When summer 2018 ended, I always said to myself “I want to make the most out of next years summer and do something different from what I’ve always usually done”. I then began to think of what I could possibly do; what would really interest me and benefit my career as well? Inter-railing seeing as all my friends have done it (near enough all of them)? Get a full-time job and make money that will go towards getting my first car, not to mention that it’ll help with my CV accreditation as well? Both ideas seemed great at first, but I wanted the good life; to get both sides of the deal, travelling and developing my career. My older brother Tony gave his thoughts on the situation and said to me “why not do CAMP Italy with me this year? 2 weeks of teaching and travelling around Italy, It’s a win-win situation for you!” So, I did, Tony and I went to Bardonecchia in the north west of Italy, 30 miles west of Torino to teach Italian children aged between 7 and 14 how to speak, understand and improve their English.
We started our official first day as camp counselors on 8th July meaning we’d have a day to prepare ourselves for the teaching methods, which counselors would get what students to teach and rules and safety operations for the kids. So, the night before I got stuck into my first ever teaching experience, I could not sleep; the thoughts going through my mind of messing up and the sheer pressure I was putting myself under to give these kids the best possible experience of their summer camp. At times during that night I was questioning myself saying “what the hell am I doing here? This is already too much for me!” even though the camp coordinators (Ester, Lucila and Jasmine) explained everything brilliantly and always had their door open for everyone, I still couldn’t quite get to grips of the whole idea of me being a teacher; Unease and unrest to say the very least. Next thing I knew it was morning and time to take a 3-and-a-half-hour lesson for the intermediate class.
First 20 minutes or so into the lesson were a disaster I thought personally. I started the introduction for the class by saying the usual stuff, my name is…, I’m from… etc. and then asked the children to tell me their name and a fact about them in English. Big mistake! These kids barely knew how to say hello my name is … in English never tell me a few facts about themselves. Luckily, however, Diana (another counselor) came into the lesson and set the tone for the rest of lesson. She understood the best way to teach kids learning and developing another language; kinesthetically. It was like a huge mystery for me but then I saw the correct manner to approach this lesson; by bringing energy to the lesson, act out the word I was describing and take my time, I had to remember that I wasn’t talking to my mates back home over here.

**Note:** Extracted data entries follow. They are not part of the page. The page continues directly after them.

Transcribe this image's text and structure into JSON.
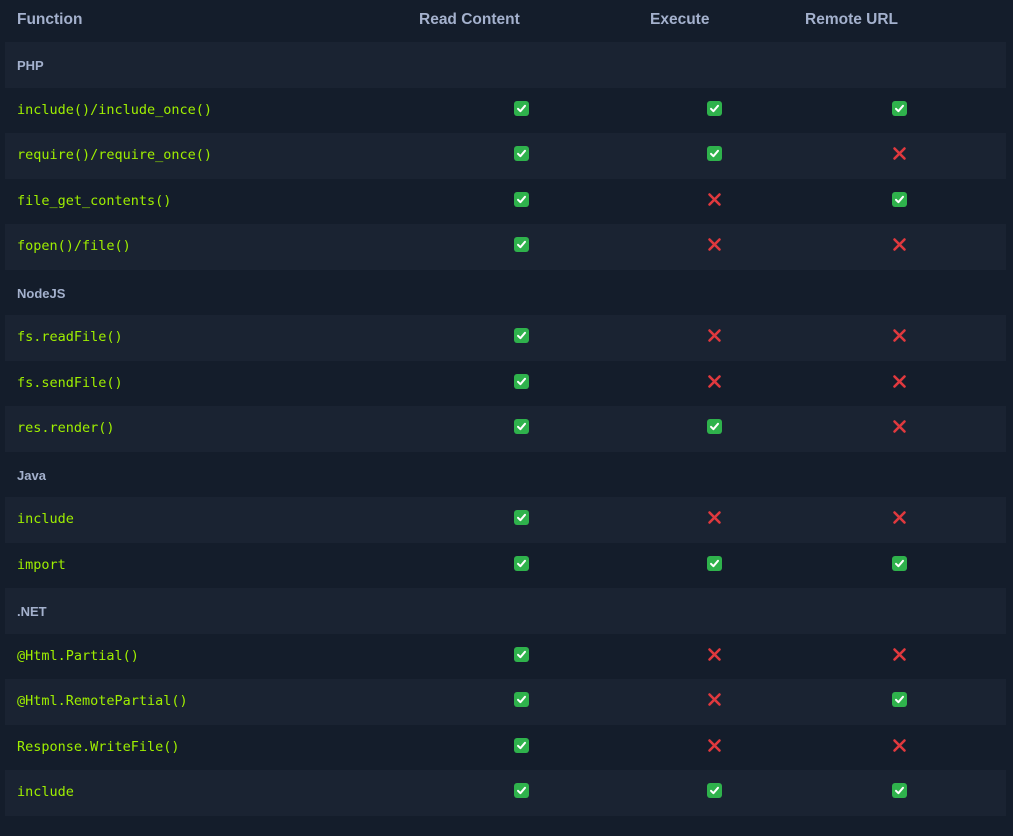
{
  "headers": {
    "function": "Function",
    "read": "Read Content",
    "execute": "Execute",
    "remote": "Remote URL"
  },
  "sections": [
    {
      "name": "PHP",
      "rows": [
        {
          "fn": "include()/include_once()",
          "read": true,
          "execute": true,
          "remote": true
        },
        {
          "fn": "require()/require_once()",
          "read": true,
          "execute": true,
          "remote": false
        },
        {
          "fn": "file_get_contents()",
          "read": true,
          "execute": false,
          "remote": true
        },
        {
          "fn": "fopen()/file()",
          "read": true,
          "execute": false,
          "remote": false
        }
      ]
    },
    {
      "name": "NodeJS",
      "rows": [
        {
          "fn": "fs.readFile()",
          "read": true,
          "execute": false,
          "remote": false
        },
        {
          "fn": "fs.sendFile()",
          "read": true,
          "execute": false,
          "remote": false
        },
        {
          "fn": "res.render()",
          "read": true,
          "execute": true,
          "remote": false
        }
      ]
    },
    {
      "name": "Java",
      "rows": [
        {
          "fn": "include",
          "read": true,
          "execute": false,
          "remote": false
        },
        {
          "fn": "import",
          "read": true,
          "execute": true,
          "remote": true
        }
      ]
    },
    {
      "name": ".NET",
      "rows": [
        {
          "fn": "@Html.Partial()",
          "read": true,
          "execute": false,
          "remote": false
        },
        {
          "fn": "@Html.RemotePartial()",
          "read": true,
          "execute": false,
          "remote": true
        },
        {
          "fn": "Response.WriteFile()",
          "read": true,
          "execute": false,
          "remote": false
        },
        {
          "fn": "include",
          "read": true,
          "execute": true,
          "remote": true
        }
      ]
    }
  ],
  "colors": {
    "background": "#141d2b",
    "row_alt": "#1a2332",
    "header_text": "#a4b1cd",
    "function_text": "#9fef00",
    "check_bg": "#2fb24c",
    "cross": "#e0393e"
  },
  "icons": {
    "yes": "check-icon",
    "no": "cross-icon"
  }
}
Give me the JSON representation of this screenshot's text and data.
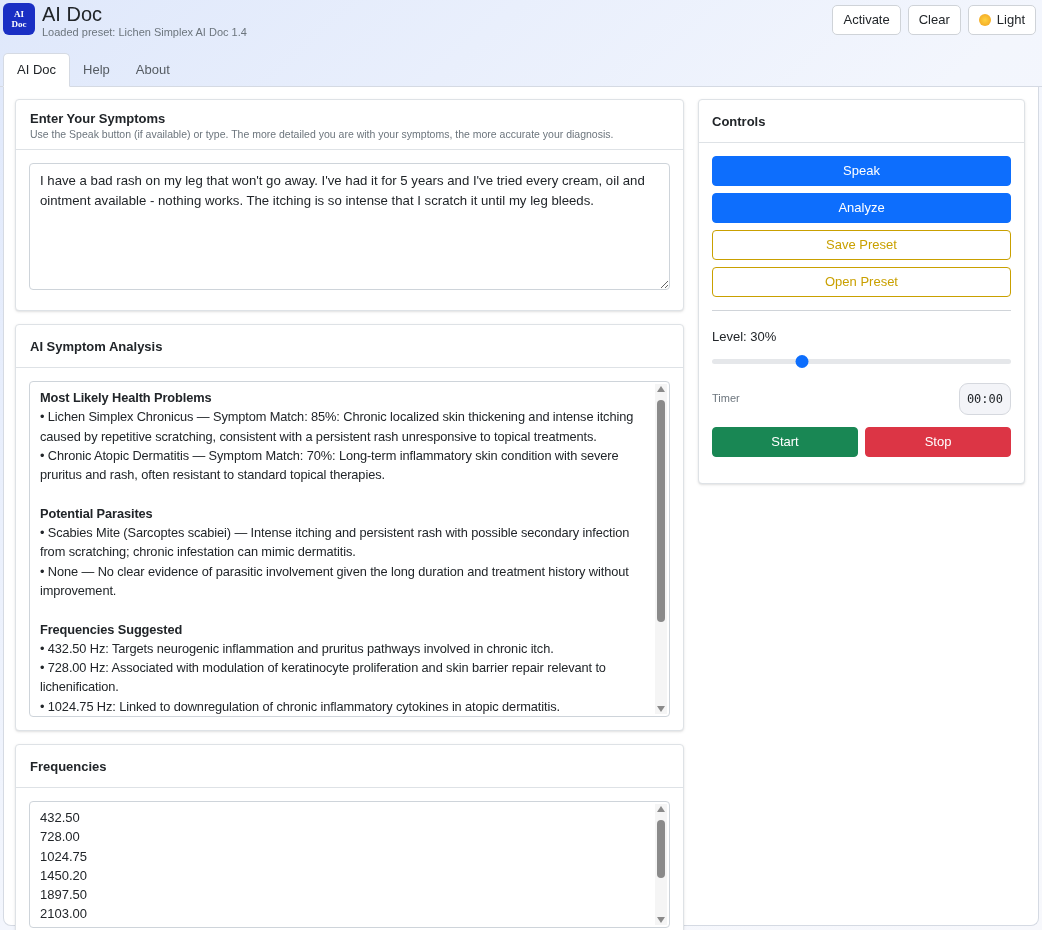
{
  "app": {
    "logo": "AI Doc",
    "title": "AI Doc",
    "subtitle": "Loaded preset: Lichen Simplex AI Doc 1.4"
  },
  "header_buttons": [
    {
      "label": "Activate",
      "kind": "plain"
    },
    {
      "label": "Clear",
      "kind": "plain"
    },
    {
      "label": "Light",
      "kind": "theme"
    }
  ],
  "tabs": [
    {
      "label": "AI Doc",
      "selected": true
    },
    {
      "label": "Help",
      "selected": false
    },
    {
      "label": "About",
      "selected": false
    }
  ],
  "symptoms": {
    "title": "Enter Your Symptoms",
    "hint": "Use the Speak button (if available) or type. The more detailed you are with your symptoms, the more accurate your diagnosis.",
    "value": "I have a bad rash on my leg that won't go away. I've had it for 5 years and I've tried every cream, oil and ointment available - nothing works. The itching is so intense that I scratch it until my leg bleeds."
  },
  "analysis": {
    "title": "AI Symptom Analysis",
    "sections": [
      {
        "heading": "Most Likely Health Problems",
        "items": [
          "• Lichen Simplex Chronicus — Symptom Match: 85%: Chronic localized skin thickening and intense itching caused by repetitive scratching, consistent with a persistent rash unresponsive to topical treatments.",
          "• Chronic Atopic Dermatitis — Symptom Match: 70%: Long-term inflammatory skin condition with severe pruritus and rash, often resistant to standard topical therapies."
        ]
      },
      {
        "heading": "Potential Parasites",
        "items": [
          "• Scabies Mite (Sarcoptes scabiei) — Intense itching and persistent rash with possible secondary infection from scratching; chronic infestation can mimic dermatitis.",
          "• None — No clear evidence of parasitic involvement given the long duration and treatment history without improvement."
        ]
      },
      {
        "heading": "Frequencies Suggested",
        "items": [
          "• 432.50 Hz: Targets neurogenic inflammation and pruritus pathways involved in chronic itch.",
          "• 728.00 Hz: Associated with modulation of keratinocyte proliferation and skin barrier repair relevant to lichenification.",
          "• 1024.75 Hz: Linked to downregulation of chronic inflammatory cytokines in atopic dermatitis."
        ]
      }
    ]
  },
  "frequencies": {
    "title": "Frequencies",
    "values": [
      "432.50",
      "728.00",
      "1024.75",
      "1450.20",
      "1897.50",
      "2103.00"
    ]
  },
  "controls": {
    "title": "Controls",
    "buttons": [
      {
        "label": "Speak",
        "kind": "primary"
      },
      {
        "label": "Analyze",
        "kind": "primary"
      },
      {
        "label": "Save Preset",
        "kind": "outline"
      },
      {
        "label": "Open Preset",
        "kind": "outline"
      }
    ],
    "level_label": "Level: 30%",
    "level": 0.3,
    "timer_label": "Timer",
    "timer": "00:00",
    "actions": [
      {
        "label": "Start",
        "kind": "success"
      },
      {
        "label": "Stop",
        "kind": "danger"
      }
    ]
  }
}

As the days continued during the week, the more comfortable I felt teaching Federico, Alessandro, Sofia, Danielle and Flamine. I felt good for myself and more importantly for the kids’ education and their summer experience; that they were getting better teaching standards for something that is brilliant, and quite popular, to have for an Italian kid (2nd language). Within 2 or 3 lessons, their confidence improved, their grammar and pronunciation skills were correct, and they had more enthusiasm to engage more with questions I had asked them, making me feel really proud, as if to say I had taught them well.
I will always be grateful for WEP Italia giving me this fantastic opportunity to advance my teaching experience, but I will also always be thankful for them allowing Tony and I to travel around both Italy and southern France during our 2 weeks teaching abroad. During the 14 nights in the great weather, we visited the Italian cities Rome, Torino and Milan and as for southern France we took a very quick day trip to Cannes, Monaco and Nice, Yes, all in 1 day! We were exhausted travelling back to Bardonecchia, but you have to seize the moment when it presents itself to you and we made sure we did. Seeing the Alps, the Colosseum, and the Monaco scenery were some of the highlights of the trip. These were places I never thought I’d ever see, places that I always wanted to see, yet I I’ll never forget those views I saw, ever!
A Picture of both Tony and I after playing a crazy football match with Christian Camp, another summer teaching camp based in Bardonecchia. This is solely because when the town held the winter Olympics in 2006 many hotels, villages and hostels etc. had to be created to hold all the competitors, media and fans and ever since then, Bardonecchia has been home for Italian summer camps. The story behind us playing together is quite something. Our WEP students were playing a game and I was sitting down embracing the view of the forest park in the alps and then someone, whom I hadn’t saw before or were able to say I recognized him sat beside me on the huge log. We then got talking and next thing I saw were a few of his pupils, from his camp, coming over to sit down with us as well. Next thing I knew at least 20 pupils were crowding us! I felt like I was a celebrity… for 15 minutes at least; good while it lasted. And from there, they suggested we played a match, we did, they won sadly but that was the least important thing to get worked up about! 2 teaching camps came together and created a memory that all involved will never forget! Some things just write themselves.
This entire experience, from start to finish, was scary, exciting, nerve-wrecking, funny and just pure brilliant. I would highly recommend doing a summer camp for any need and anywhere; it’s a great chance to make new memories, new friends and actual learn more about yourself. But most importantly, yet rewarding, you will be helping children, teenagers and kids from all parts of the country or Europe etc. gain a new lifetime skill and experience. Surely, I don’t need to say anymore after that do I?